Status Covid-19 Diperpanjang, Epidemiolog Ingatkan Hal Ini

Reading time: 2 menit
Pemerintah masih memperpanjang Perpanjangan status kedaruratan Covid-19 hingga akhir Juni 2023. Foto: Freepik

Jakarta (Greeners) – Pemerintah harus terus menggaungkan perubahan perilaku lebih sehat menyusul rencana transisi pandemi menuju endemi Covid-19. Perpanjangan status kedaruratan Covid-19 akan berakhir hingga akhir Juni 2023.

Angka kematian (mortalitas), fatalitas dan bed occupancy rate telah menurun, sedangkan kekebalan populasi telah meningkat. Berdasarkan survei serologi Kementerian Kesehatan pada Januari 2023, kekebalan masyarakat Indonesia terhadap Covid-19 sudah mencapai 99 %.

“Untuk status kedaruratan Covid-19 ini masih terus berlanjut dan akan kita tunggu perkembangannya,” jelas Menko PMK Muhadjir Effendy dalam keterangannya.

Dalam Rapat Tingkat Menteri Keberlanjutan Status Darurat Covid-19 dan PMK ini, Muhadjir menyebut Menkes akan menghadiri World Health Assembly (WHA) sekaligus berkonsultasi ke WHO tentang perkembangan Covid-19 secara global.

Virus Covid-19 Masih Ada

Epidemiolog dari Griffith University Australia, Dicky Budiman menyatakan, meski WHO nantinya telah mencabut status pandemi, bukan berarti Covid-19 hilang. Artinya, ancamannya tetap ada meski risikonya jauh menurun. Meski status secara de facto kedaruratan hilang dan dampaknya berkurang. Namun karena statusnya masih ada maka transisinya harus kita siapkan.

“Jangan sampai business as usual. Pemerintah harus terus mendorong perubahan perilaku dan pembangunan sistem kesehatan yang lebih baik,” katanya kepada Greeners, Selasa (4/4).

Ia juga menyorot risiko masih tetap ada, tapi secara proporsional utamanya pada kelompok rentan. Mulai dari lansia, penderita komorbid hingga ibu hamil. “Mereka adalah kelompok yang masih sangat rawan dan perlu kita lindungi,” imbuhnya.

Selain infeksi itu sendiri, Dicky menyebut pemerintah juga harus terus menarasikan ancaman long Covid pada masyarakat. “Jangan sampai kita sudah mencabut pandeminya tapi bertahun-tahun kemudian masyarakat kita menjadi sakit-sakitan,” ucapnya.

Penyakit kuku dan mulut pernah menjadi ancaman serius pada ternak di Indonesia. Foto: Shutterstock

Pencabutan Status Kedaruratan Penyakit Mulut dan Kuku

Selain membahas terkait status kedaruratan Covid-19, pemerintah juga telah mengakhiri status wabah Penyakit Mulut dan Kuku (PMK) tapi masih membutuhkan penanganan khusus, termasuk untuk menata ulang payung hukum regulasi wabah ini.
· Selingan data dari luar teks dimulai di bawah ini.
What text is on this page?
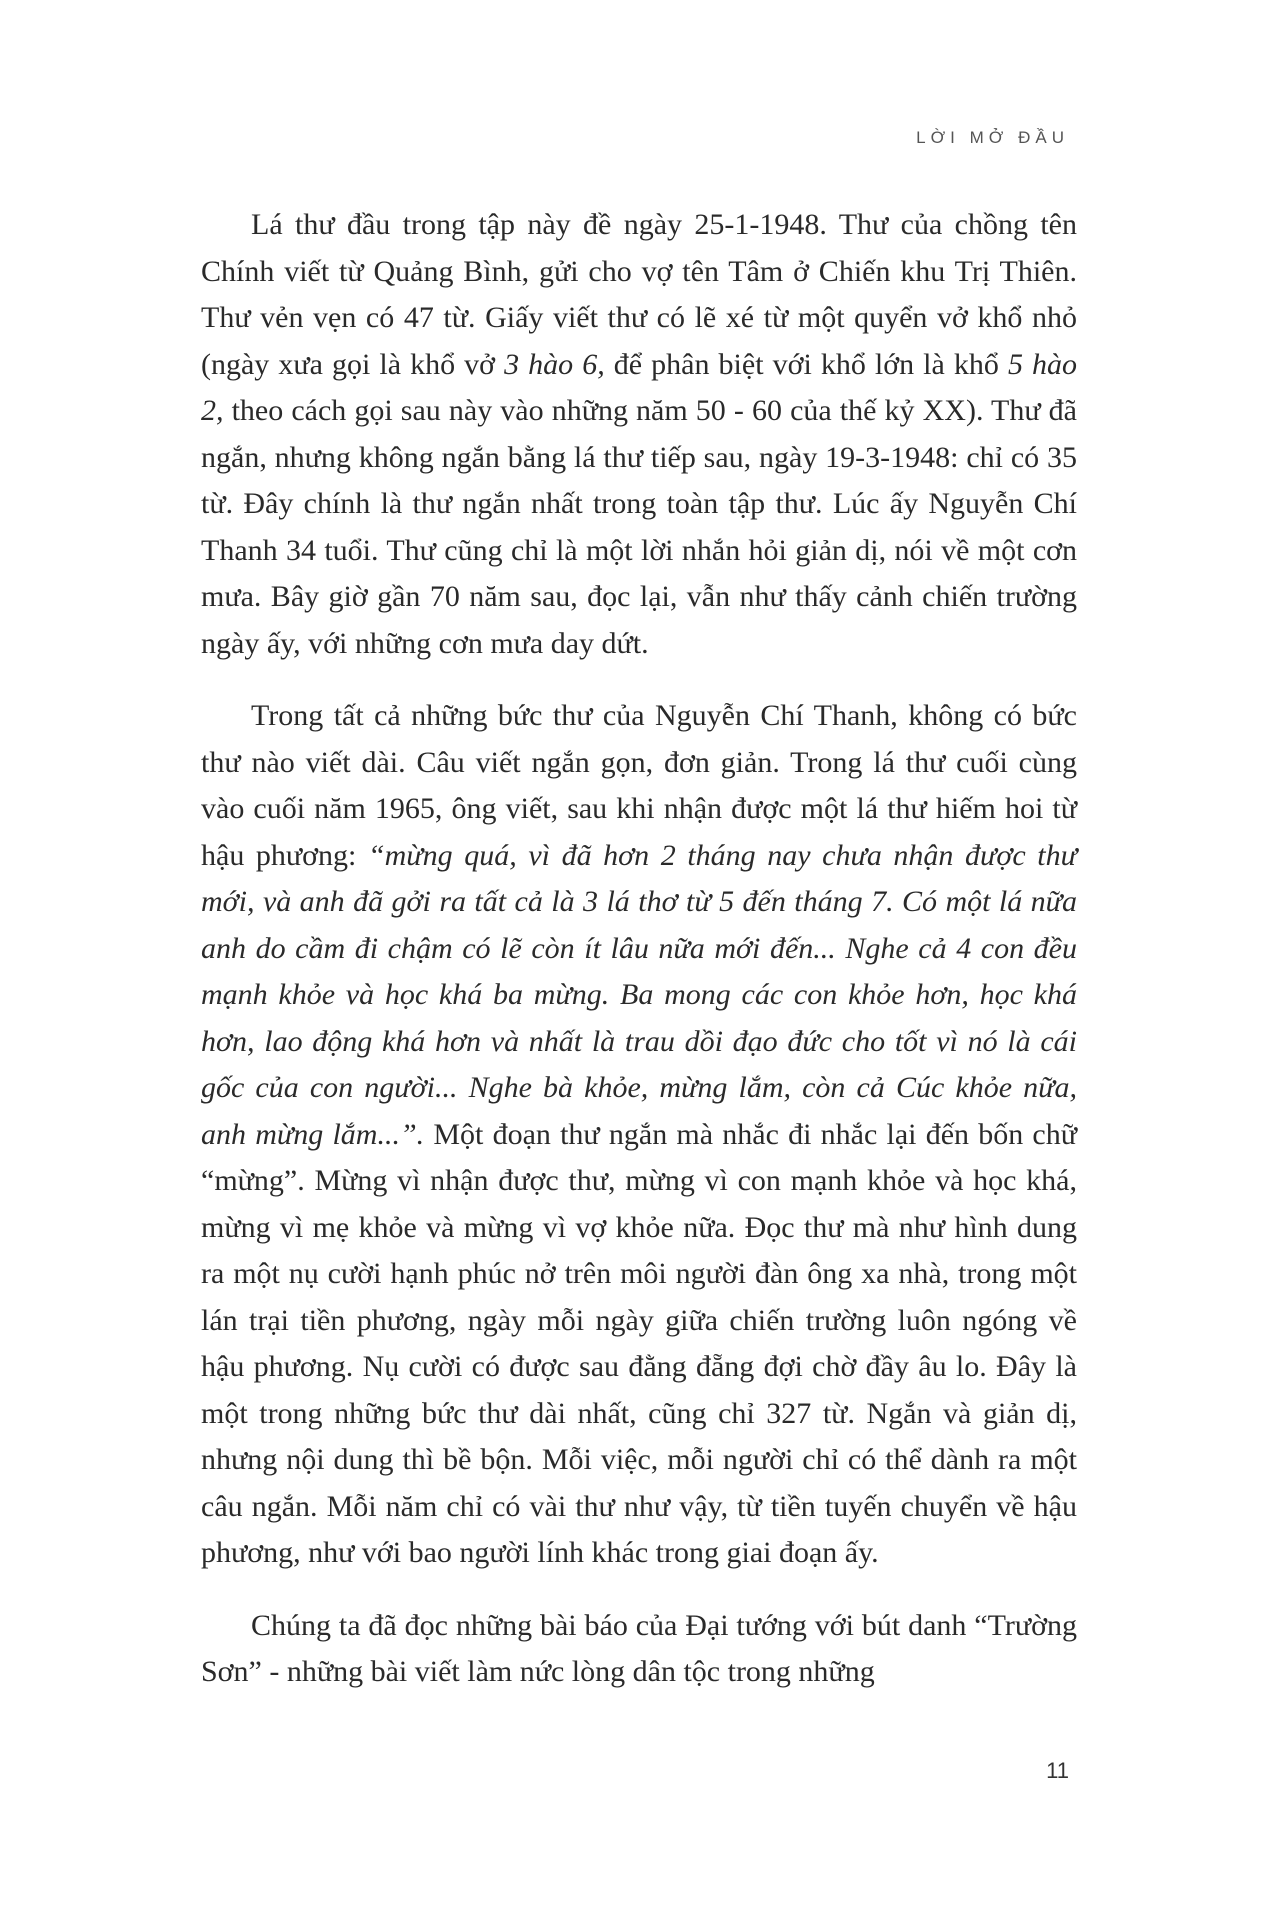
LỜI MỞ ĐẦU

Lá thư đầu trong tập này đề ngày 25-1-1948. Thư của chồng tên Chính viết từ Quảng Bình, gửi cho vợ tên Tâm ở Chiến khu Trị Thiên. Thư vẻn vẹn có 47 từ. Giấy viết thư có lẽ xé từ một quyển vở khổ nhỏ (ngày xưa gọi là khổ vở 3 hào 6, để phân biệt với khổ lớn là khổ 5 hào 2, theo cách gọi sau này vào những năm 50 - 60 của thế kỷ XX). Thư đã ngắn, nhưng không ngắn bằng lá thư tiếp sau, ngày 19-3-1948: chỉ có 35 từ. Đây chính là thư ngắn nhất trong toàn tập thư. Lúc ấy Nguyễn Chí Thanh 34 tuổi. Thư cũng chỉ là một lời nhắn hỏi giản dị, nói về một cơn mưa. Bây giờ gần 70 năm sau, đọc lại, vẫn như thấy cảnh chiến trường ngày ấy, với những cơn mưa day dứt.

Trong tất cả những bức thư của Nguyễn Chí Thanh, không có bức thư nào viết dài. Câu viết ngắn gọn, đơn giản. Trong lá thư cuối cùng vào cuối năm 1965, ông viết, sau khi nhận được một lá thư hiếm hoi từ hậu phương: “mừng quá, vì đã hơn 2 tháng nay chưa nhận được thư mới, và anh đã gởi ra tất cả là 3 lá thơ từ 5 đến tháng 7. Có một lá nữa anh do cầm đi chậm có lẽ còn ít lâu nữa mới đến... Nghe cả 4 con đều mạnh khỏe và học khá ba mừng. Ba mong các con khỏe hơn, học khá hơn, lao động khá hơn và nhất là trau dồi đạo đức cho tốt vì nó là cái gốc của con người... Nghe bà khỏe, mừng lắm, còn cả Cúc khỏe nữa, anh mừng lắm...”. Một đoạn thư ngắn mà nhắc đi nhắc lại đến bốn chữ “mừng”. Mừng vì nhận được thư, mừng vì con mạnh khỏe và học khá, mừng vì mẹ khỏe và mừng vì vợ khỏe nữa. Đọc thư mà như hình dung ra một nụ cười hạnh phúc nở trên môi người đàn ông xa nhà, trong một lán trại tiền phương, ngày mỗi ngày giữa chiến trường luôn ngóng về hậu phương. Nụ cười có được sau đằng đẵng đợi chờ đầy âu lo. Đây là một trong những bức thư dài nhất, cũng chỉ 327 từ. Ngắn và giản dị, nhưng nội dung thì bề bộn. Mỗi việc, mỗi người chỉ có thể dành ra một câu ngắn. Mỗi năm chỉ có vài thư như vậy, từ tiền tuyến chuyển về hậu phương, như với bao người lính khác trong giai đoạn ấy.

Chúng ta đã đọc những bài báo của Đại tướng với bút danh “Trường Sơn” - những bài viết làm nức lòng dân tộc trong những

11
“Keadaan khusus ini dapat menjadi perhatian kita bersama agar kita lakukan upaya peningkatan cakupan vaksinasi Penyakit Mulut dan Kuku pada hewan ternak rentan berdasarkan standar yang telah kita tetapkan,” jelas Muhadjir.
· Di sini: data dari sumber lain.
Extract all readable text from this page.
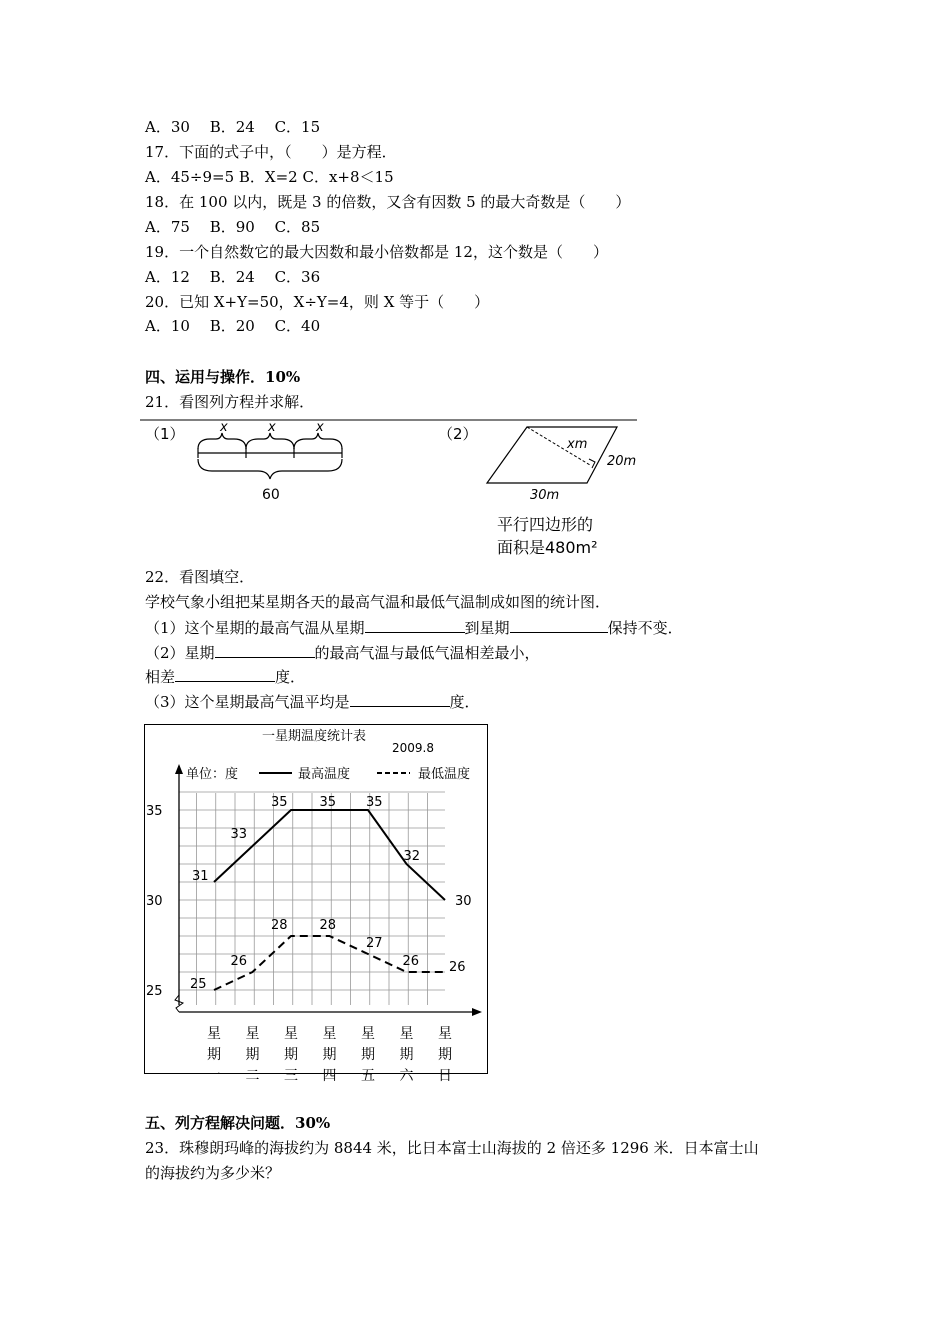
A．30　 B．24　 C．15
17．下面的式子中，（　　）是方程．
A．45÷9=5 B．X=2 C．x+8＜15
18．在 100 以内，既是 3 的倍数，又含有因数 5 的最大奇数是（　　）
A．75　 B．90　 C．85
19．一个自然数它的最大因数和最小倍数都是 12，这个数是（　　）
A．12　 B．24　 C．36
20．已知 X+Y=50，X÷Y=4，则 X 等于（　　）
A．10　 B．20　 C．40
四、运用与操作．10%
21．看图列方程并求解．
（1）	x	x	x
60
（2）
xm
20m
30m
平行四边形的
面积是480m²
22．看图填空．
学校气象小组把某星期各天的最高气温和最低气温制成如图的统计图．
（1）这个星期的最高气温从星期	到星期	保持不变．
（2）星期	的最高气温与最低气温相差最小，
相差	度．
（3）这个星期最高气温平均是	度．
一星期温度统计表
2009.8
单位：度	最高温度	最低温度
25
30
35
星
期
一
星
期
二
星
期
三
星
期
四
星
期
五
星
期
六
星
期
日
31
33
35 35 35
32
30
25
26
28 28
27
26 26
五、列方程解决问题．30%
23．珠穆朗玛峰的海拔约为 8844 米，比日本富士山海拔的 2 倍还多 1296 米．日本富士山
的海拔约为多少米？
Selain itu, ia juga menyatakan pentingnya antisipasi peningkatan mobilisasi hewan ternak menjelang Hari Raya Idul Adha.

Pada rapat tersebut turut hadir pula Menteri Kesehatan Budi Gunadi Sadikin, Menteri Pertanian Syahrul Yasin Limpo, Kepala BNPB Suharyanto, Staf Ahli Bidang Pengeluaran Negara Kementerian Keuangan Made Arya Wijaya, Dirjen Bina Pembangunan Daerah Kemendagri Restuardy Daud, serta Deputi Bidang Administrasi dan Pengelolaan Istana Kemensetneg Rika Kiswardani.
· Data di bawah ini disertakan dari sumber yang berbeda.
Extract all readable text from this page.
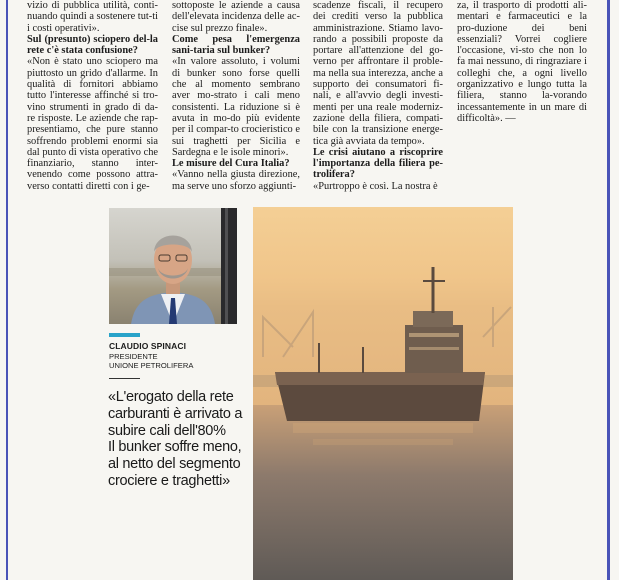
vizio di pubblica utilità, conti-nuando quindi a sostenere tut-ti i costi operativi».

Sul (presunto) sciopero del-la rete c'è stata confusione?

«Non è stato uno sciopero ma piuttosto un grido d'allarme. In qualità di fornitori abbiamo tutto l'interesse affinché si tro-vino strumenti in grado di da-re risposte. Le aziende che rap-presentiamo, che pure stanno soffrendo problemi enormi sia dal punto di vista operativo che finanziario, stanno inter-venendo come possono attra-verso contatti diretti con i ge-

sottoposte le aziende a causa dell'elevata incidenza delle ac-cise sul prezzo finale».

Come pesa l'emergenza sani-taria sul bunker?

«In valore assoluto, i volumi di bunker sono forse quelli che al momento sembrano aver mo-strato i cali meno consistenti. La riduzione si è avuta in mo-do più evidente per il compar-to crocieristico e sui traghetti per Sicilia e Sardegna e le isole minori».

Le misure del Cura Italia?

«Vanno nella giusta direzione, ma serve uno sforzo aggiunti-

scadenze fiscali, il recupero dei crediti verso la pubblica amministrazione. Stiamo lavo-rando a possibili proposte da portare all'attenzione del go-verno per affrontare il proble-ma nella sua interezza, anche a supporto dei consumatori fi-nali, e all'avvio degli investi-menti per una reale moderniz-zazione della filiera, compati-bile con la transizione energe-tica già avviata da tempo».

Le crisi aiutano a riscoprire l'importanza della filiera pe-trolifera?

«Purtroppo è così. La nostra è

za, il trasporto di prodotti ali-mentari e farmaceutici e la pro-duzione dei beni essenziali? Vorrei cogliere l'occasione, vi-sto che non lo fa mai nessuno, di ringraziare i colleghi che, a ogni livello organizzativo e lungo tutta la filiera, stanno la-vorando incessantemente in un mare di difficoltà». —

CLAUDIO SPINACI
PRESIDENTE
UNIONE PETROLIFERA
«L'erogato della rete
carburanti è arrivato a
subire cali dell'80%
Il bunker soffre meno,
al netto del segmento
crociere e traghetti»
Pencabutan Status Tidak Berarti Aman

Dicky menilai, saat negara sempat mengalami status kedaruratan maka wilayah tersebut cenderung rawan dan mempunyai potensi akan timbul lagi.

“Untuk itulah pencabutan status ini tidak berarti aman. Karena ini bisa bersirkulasi sebagaimana flu burung yang menjangkit kita sebelumnya dan terus ada,” ungkapnya.

Dia menekankan pentingnya sanitasi, penataan lingkungan dalam peternakan, perilaku dan prosedur peternakan.

“Jadi selama itu belum ada perbaikan signifikan maka di situlah potensi penyakit bukan hanya PMK tapi zoonosis akan selalu ada,” tandasnya.